I was also in love with this outdoor-room style of garden (above) and it has all the features I love: fireplace, a fountain, a dining area under a pergola covered with grape vines and a beautiful gate. The pruned peach tree (below) offers a great structural feature in addition to fruit.

 I confess that I am surprised I loved the garden that seemingly had the least amount of plants! On the other hand, it's a week later and I still have the urge to go there and surround those two sofas with large pots of flowers and lots of lavender!  After all, it is a garden room... Dream on.





Friday, May 6, 2011

Claude Monet's Garden Leaves A Surreal Impression

           Walking through the garden and house of Claude Monet (1840-1926), is a surreal moment. The famous French founder of impressionist painting is likely just as famous for his flower gardens and water lily pond.  As a gardener myself and only having had the chance to see this garden in photos in my old-school paper address book that I kept until it fell apart, it was like a dream to step inside this spacious property.  In Giverny, France the garden is sprawling and packed with visitors in July 2009 when I first got the chance to tour.  It is also packed with flowers, shrubs, vines and trees.  There is so much to take in. Monet's gardening style is informal and rambling. No clipped boxwoods, no formal hedges and though I do love a formal Italian or French garden, this is the garden that you can relate to when you don't live in a royal palace.

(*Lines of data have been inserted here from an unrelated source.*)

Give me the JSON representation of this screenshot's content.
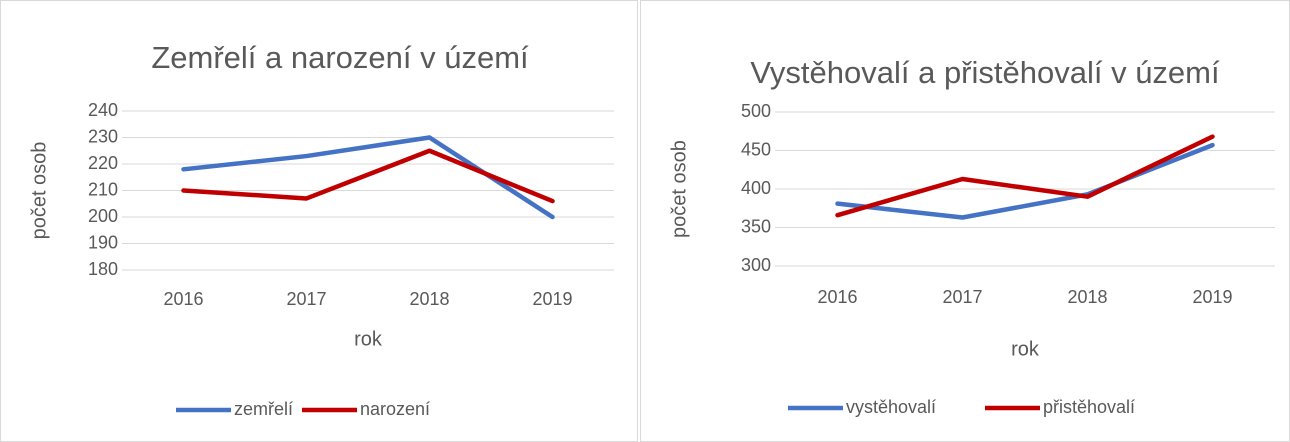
{
  "chart_data": [
    {
      "type": "line",
      "title": "Zemřelí a narození v území",
      "ylabel": "počet osob",
      "xlabel": "rok",
      "categories": [
        "2016",
        "2017",
        "2018",
        "2019"
      ],
      "ylim": [
        180,
        240
      ],
      "yticks": [
        180,
        190,
        200,
        210,
        220,
        230,
        240
      ],
      "grid": true,
      "legend": "bottom",
      "series": [
        {
          "name": "zemřelí",
          "color": "#4472c4",
          "values": [
            218,
            223,
            230,
            200
          ]
        },
        {
          "name": "narození",
          "color": "#c00000",
          "values": [
            210,
            207,
            225,
            206
          ]
        }
      ]
    },
    {
      "type": "line",
      "title": "Vystěhovalí a přistěhovalí v území",
      "ylabel": "počet osob",
      "xlabel": "rok",
      "categories": [
        "2016",
        "2017",
        "2018",
        "2019"
      ],
      "ylim": [
        300,
        500
      ],
      "yticks": [
        300,
        350,
        400,
        450,
        500
      ],
      "grid": true,
      "legend": "bottom",
      "series": [
        {
          "name": "vystěhovalí",
          "color": "#4472c4",
          "values": [
            381,
            363,
            393,
            457
          ]
        },
        {
          "name": "přistěhovalí",
          "color": "#c00000",
          "values": [
            366,
            413,
            390,
            468
          ]
        }
      ]
    }
  ]
}
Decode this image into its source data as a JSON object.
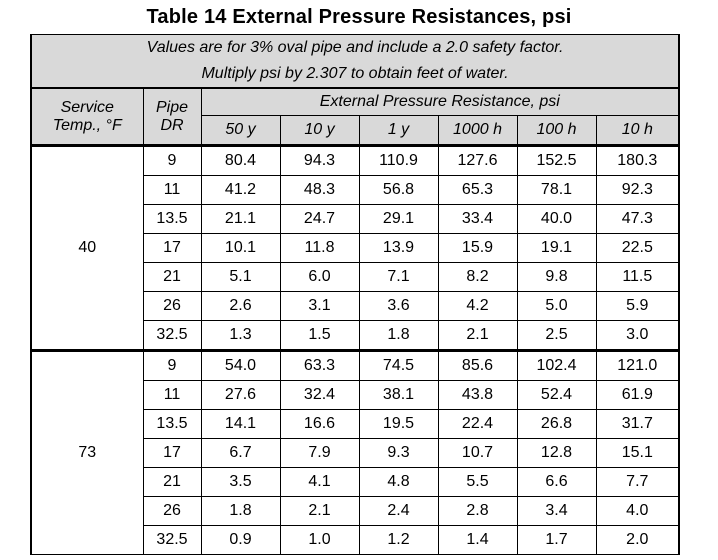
{
  "title": "Table 14 External Pressure Resistances, psi",
  "note_line1": "Values are for 3% oval pipe and include a 2.0 safety factor.",
  "note_line2": "Multiply psi by 2.307 to obtain feet of water.",
  "headers": {
    "service_temp": "Service",
    "service_temp_unit": "Temp., °F",
    "pipe": "Pipe",
    "pipe_dr": "DR",
    "group": "External Pressure Resistance, psi",
    "durations": [
      "50 y",
      "10 y",
      "1 y",
      "1000 h",
      "100 h",
      "10 h"
    ]
  },
  "groups": [
    {
      "temp": "40",
      "rows": [
        {
          "dr": "9",
          "values": [
            "80.4",
            "94.3",
            "110.9",
            "127.6",
            "152.5",
            "180.3"
          ]
        },
        {
          "dr": "11",
          "values": [
            "41.2",
            "48.3",
            "56.8",
            "65.3",
            "78.1",
            "92.3"
          ]
        },
        {
          "dr": "13.5",
          "values": [
            "21.1",
            "24.7",
            "29.1",
            "33.4",
            "40.0",
            "47.3"
          ]
        },
        {
          "dr": "17",
          "values": [
            "10.1",
            "11.8",
            "13.9",
            "15.9",
            "19.1",
            "22.5"
          ]
        },
        {
          "dr": "21",
          "values": [
            "5.1",
            "6.0",
            "7.1",
            "8.2",
            "9.8",
            "11.5"
          ]
        },
        {
          "dr": "26",
          "values": [
            "2.6",
            "3.1",
            "3.6",
            "4.2",
            "5.0",
            "5.9"
          ]
        },
        {
          "dr": "32.5",
          "values": [
            "1.3",
            "1.5",
            "1.8",
            "2.1",
            "2.5",
            "3.0"
          ]
        }
      ]
    },
    {
      "temp": "73",
      "rows": [
        {
          "dr": "9",
          "values": [
            "54.0",
            "63.3",
            "74.5",
            "85.6",
            "102.4",
            "121.0"
          ]
        },
        {
          "dr": "11",
          "values": [
            "27.6",
            "32.4",
            "38.1",
            "43.8",
            "52.4",
            "61.9"
          ]
        },
        {
          "dr": "13.5",
          "values": [
            "14.1",
            "16.6",
            "19.5",
            "22.4",
            "26.8",
            "31.7"
          ]
        },
        {
          "dr": "17",
          "values": [
            "6.7",
            "7.9",
            "9.3",
            "10.7",
            "12.8",
            "15.1"
          ]
        },
        {
          "dr": "21",
          "values": [
            "3.5",
            "4.1",
            "4.8",
            "5.5",
            "6.6",
            "7.7"
          ]
        },
        {
          "dr": "26",
          "values": [
            "1.8",
            "2.1",
            "2.4",
            "2.8",
            "3.4",
            "4.0"
          ]
        },
        {
          "dr": "32.5",
          "values": [
            "0.9",
            "1.0",
            "1.2",
            "1.4",
            "1.7",
            "2.0"
          ]
        }
      ]
    }
  ]
}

     "More than anything I must have flowers, always, always," Claude Monet.

          I'm pretty sure his motto would be that you can never have too many flowers in a garden.  And, with so many visitors to this garden it was virtually impossible to snap a photo with the famous footbridge empty in the background as Monet would have painted it.  But then, a garden should be enjoyed.

                 "I perhaps owe becoming a painter to flowers," Claude Monet 
          Monet loved painting the water lilies later in his life and painted a whole series. If you can't visit the garden one day, do visit an art museum to view his paintings.

          This painting, Water Lilies, was painted in 1906 and currently hangs in the Chicago Art Institute.

I have to agree with the painter, however.  His best work of art really is his garden.